You remember when you bought your first investment property. It starts out all fun and exciting. It’s fun to go out and look at property. Some people think it’s fun to pound nails and paint walls to get a property ready to get top dollar in rent. It gets really exciting when you run the first ad and get the phone calls from prospective tenants.
The awful truth soon hits home. After you’ve found it, bought it, fixed it up and rented it, the fun and excitement stops and the management begins. Remember, you’re in charge of your investment, not a bunch of company executives. You are the company executive. You make the decisions. You take responsibility.
To do it right, you need a management plan, just like the mega-corporation or the corner grocery store. You need to realize that you’re in business and treat your rental properties accordingly. What planning and following the plan do is put you in control–not the fates, not the phase of the moon, not the criminal activity of a tenant.
Where the landlord with the “good tenant” who paid the rent on time and didn’t complain, went wrong is that she was putting the tenant in a position to surprise her. And there are no good surprises in real estate.

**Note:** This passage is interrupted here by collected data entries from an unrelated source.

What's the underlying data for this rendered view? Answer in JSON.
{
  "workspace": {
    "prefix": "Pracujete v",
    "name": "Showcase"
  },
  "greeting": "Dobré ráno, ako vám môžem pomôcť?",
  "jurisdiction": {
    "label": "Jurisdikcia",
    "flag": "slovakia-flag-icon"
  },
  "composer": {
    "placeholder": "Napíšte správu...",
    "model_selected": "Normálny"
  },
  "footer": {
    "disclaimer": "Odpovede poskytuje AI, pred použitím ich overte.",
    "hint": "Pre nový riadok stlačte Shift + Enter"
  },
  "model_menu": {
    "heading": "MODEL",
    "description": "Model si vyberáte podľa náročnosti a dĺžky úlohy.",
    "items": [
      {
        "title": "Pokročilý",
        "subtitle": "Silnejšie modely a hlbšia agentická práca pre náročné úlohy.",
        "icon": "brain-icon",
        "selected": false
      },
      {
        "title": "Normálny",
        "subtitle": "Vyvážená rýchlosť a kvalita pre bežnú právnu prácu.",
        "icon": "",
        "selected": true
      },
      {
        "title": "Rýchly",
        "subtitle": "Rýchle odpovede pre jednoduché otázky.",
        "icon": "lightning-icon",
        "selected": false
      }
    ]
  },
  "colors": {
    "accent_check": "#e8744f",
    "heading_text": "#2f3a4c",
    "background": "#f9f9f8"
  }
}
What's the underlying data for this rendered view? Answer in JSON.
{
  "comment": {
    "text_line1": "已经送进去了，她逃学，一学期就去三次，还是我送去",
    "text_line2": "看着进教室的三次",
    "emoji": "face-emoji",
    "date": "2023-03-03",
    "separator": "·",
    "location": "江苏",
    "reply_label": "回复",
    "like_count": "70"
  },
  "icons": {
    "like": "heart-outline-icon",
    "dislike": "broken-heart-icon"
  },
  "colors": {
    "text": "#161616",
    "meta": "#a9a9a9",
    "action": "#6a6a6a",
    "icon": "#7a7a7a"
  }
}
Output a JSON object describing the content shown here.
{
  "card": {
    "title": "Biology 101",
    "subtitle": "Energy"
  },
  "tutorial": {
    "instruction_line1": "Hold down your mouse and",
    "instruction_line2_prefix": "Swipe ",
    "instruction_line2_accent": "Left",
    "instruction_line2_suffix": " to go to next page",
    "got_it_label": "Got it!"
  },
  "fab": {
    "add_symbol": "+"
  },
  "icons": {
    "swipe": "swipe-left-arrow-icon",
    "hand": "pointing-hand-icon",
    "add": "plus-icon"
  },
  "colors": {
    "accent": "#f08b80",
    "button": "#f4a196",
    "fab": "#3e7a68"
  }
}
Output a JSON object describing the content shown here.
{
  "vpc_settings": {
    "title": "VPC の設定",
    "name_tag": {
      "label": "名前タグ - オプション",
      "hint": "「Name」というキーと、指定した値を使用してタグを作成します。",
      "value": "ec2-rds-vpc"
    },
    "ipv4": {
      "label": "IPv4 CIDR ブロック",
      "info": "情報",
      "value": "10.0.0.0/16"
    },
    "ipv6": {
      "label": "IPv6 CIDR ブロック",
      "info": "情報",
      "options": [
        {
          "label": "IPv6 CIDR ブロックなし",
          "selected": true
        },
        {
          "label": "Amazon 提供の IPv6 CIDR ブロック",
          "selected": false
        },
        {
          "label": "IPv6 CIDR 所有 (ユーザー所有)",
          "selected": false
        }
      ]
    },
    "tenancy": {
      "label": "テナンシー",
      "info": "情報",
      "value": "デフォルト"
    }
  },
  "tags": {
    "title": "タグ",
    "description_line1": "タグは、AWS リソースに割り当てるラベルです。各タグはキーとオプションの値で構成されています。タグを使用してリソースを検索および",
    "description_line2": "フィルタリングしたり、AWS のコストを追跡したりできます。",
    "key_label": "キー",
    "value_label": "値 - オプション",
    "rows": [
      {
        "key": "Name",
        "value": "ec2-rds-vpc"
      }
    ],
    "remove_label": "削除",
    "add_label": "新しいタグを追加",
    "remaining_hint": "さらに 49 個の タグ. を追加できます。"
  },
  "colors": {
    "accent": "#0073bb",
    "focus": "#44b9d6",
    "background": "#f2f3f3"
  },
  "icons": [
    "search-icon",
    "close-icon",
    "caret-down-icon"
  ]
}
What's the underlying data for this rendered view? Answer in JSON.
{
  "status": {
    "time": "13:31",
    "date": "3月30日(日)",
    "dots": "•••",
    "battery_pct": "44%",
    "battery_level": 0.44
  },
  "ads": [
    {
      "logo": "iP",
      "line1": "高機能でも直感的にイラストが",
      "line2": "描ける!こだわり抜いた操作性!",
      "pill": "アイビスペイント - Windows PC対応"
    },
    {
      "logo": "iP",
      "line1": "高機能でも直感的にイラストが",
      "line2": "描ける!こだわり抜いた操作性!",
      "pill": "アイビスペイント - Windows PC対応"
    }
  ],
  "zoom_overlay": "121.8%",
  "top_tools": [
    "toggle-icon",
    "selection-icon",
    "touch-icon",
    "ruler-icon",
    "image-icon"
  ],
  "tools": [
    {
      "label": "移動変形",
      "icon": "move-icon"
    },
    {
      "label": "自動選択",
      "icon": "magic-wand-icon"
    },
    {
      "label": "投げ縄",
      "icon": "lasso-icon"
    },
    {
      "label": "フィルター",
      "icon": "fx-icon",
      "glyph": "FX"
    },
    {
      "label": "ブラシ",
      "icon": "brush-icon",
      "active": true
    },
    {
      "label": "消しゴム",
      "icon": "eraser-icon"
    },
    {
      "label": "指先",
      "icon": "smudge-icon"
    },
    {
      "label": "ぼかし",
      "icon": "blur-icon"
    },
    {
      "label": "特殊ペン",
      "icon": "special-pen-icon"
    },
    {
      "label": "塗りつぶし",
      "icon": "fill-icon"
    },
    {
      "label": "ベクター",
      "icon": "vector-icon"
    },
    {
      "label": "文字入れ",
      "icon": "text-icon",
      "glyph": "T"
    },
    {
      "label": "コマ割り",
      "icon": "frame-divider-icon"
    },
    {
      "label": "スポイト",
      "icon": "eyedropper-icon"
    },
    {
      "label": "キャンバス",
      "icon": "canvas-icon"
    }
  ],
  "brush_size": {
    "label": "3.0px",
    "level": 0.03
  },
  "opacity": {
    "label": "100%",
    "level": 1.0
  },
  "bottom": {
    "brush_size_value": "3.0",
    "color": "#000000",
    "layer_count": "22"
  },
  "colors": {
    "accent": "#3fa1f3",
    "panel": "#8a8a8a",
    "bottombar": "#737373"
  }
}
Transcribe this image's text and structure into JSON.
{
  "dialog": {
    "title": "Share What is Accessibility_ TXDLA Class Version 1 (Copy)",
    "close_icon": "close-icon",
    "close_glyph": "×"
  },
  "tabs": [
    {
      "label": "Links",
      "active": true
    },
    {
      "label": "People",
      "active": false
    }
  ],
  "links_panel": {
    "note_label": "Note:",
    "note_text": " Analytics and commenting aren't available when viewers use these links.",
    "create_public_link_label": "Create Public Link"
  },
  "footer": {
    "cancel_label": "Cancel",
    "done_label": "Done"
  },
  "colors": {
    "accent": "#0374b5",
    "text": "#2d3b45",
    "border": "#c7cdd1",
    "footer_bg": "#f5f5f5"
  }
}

Managing rental property profitably requires that you eliminate the possibility of surprises, such as the ones this landlord got, through regular inspections and maintenance planning. Had she inspected the property once every three or four months, no way this tenant would have been able to crank up a meth lab (pun intended) in the house. In addition, inspections would have allowed the landlord to get ahead of any maintenance problems, so they didn’t end up costing more money after plumbing broke or heating systems went out and caused damage in addition to the plumbing and heating repairs.
Investing in real estate is a solid, safe and sensible place to put your hard-earned money, but to be successful you have to stay in control of your investment. You have to actively manage it.
Protect your investments by active, attentive management. If you can’t do that, put your money in a mutual fund–it will be a lot safer.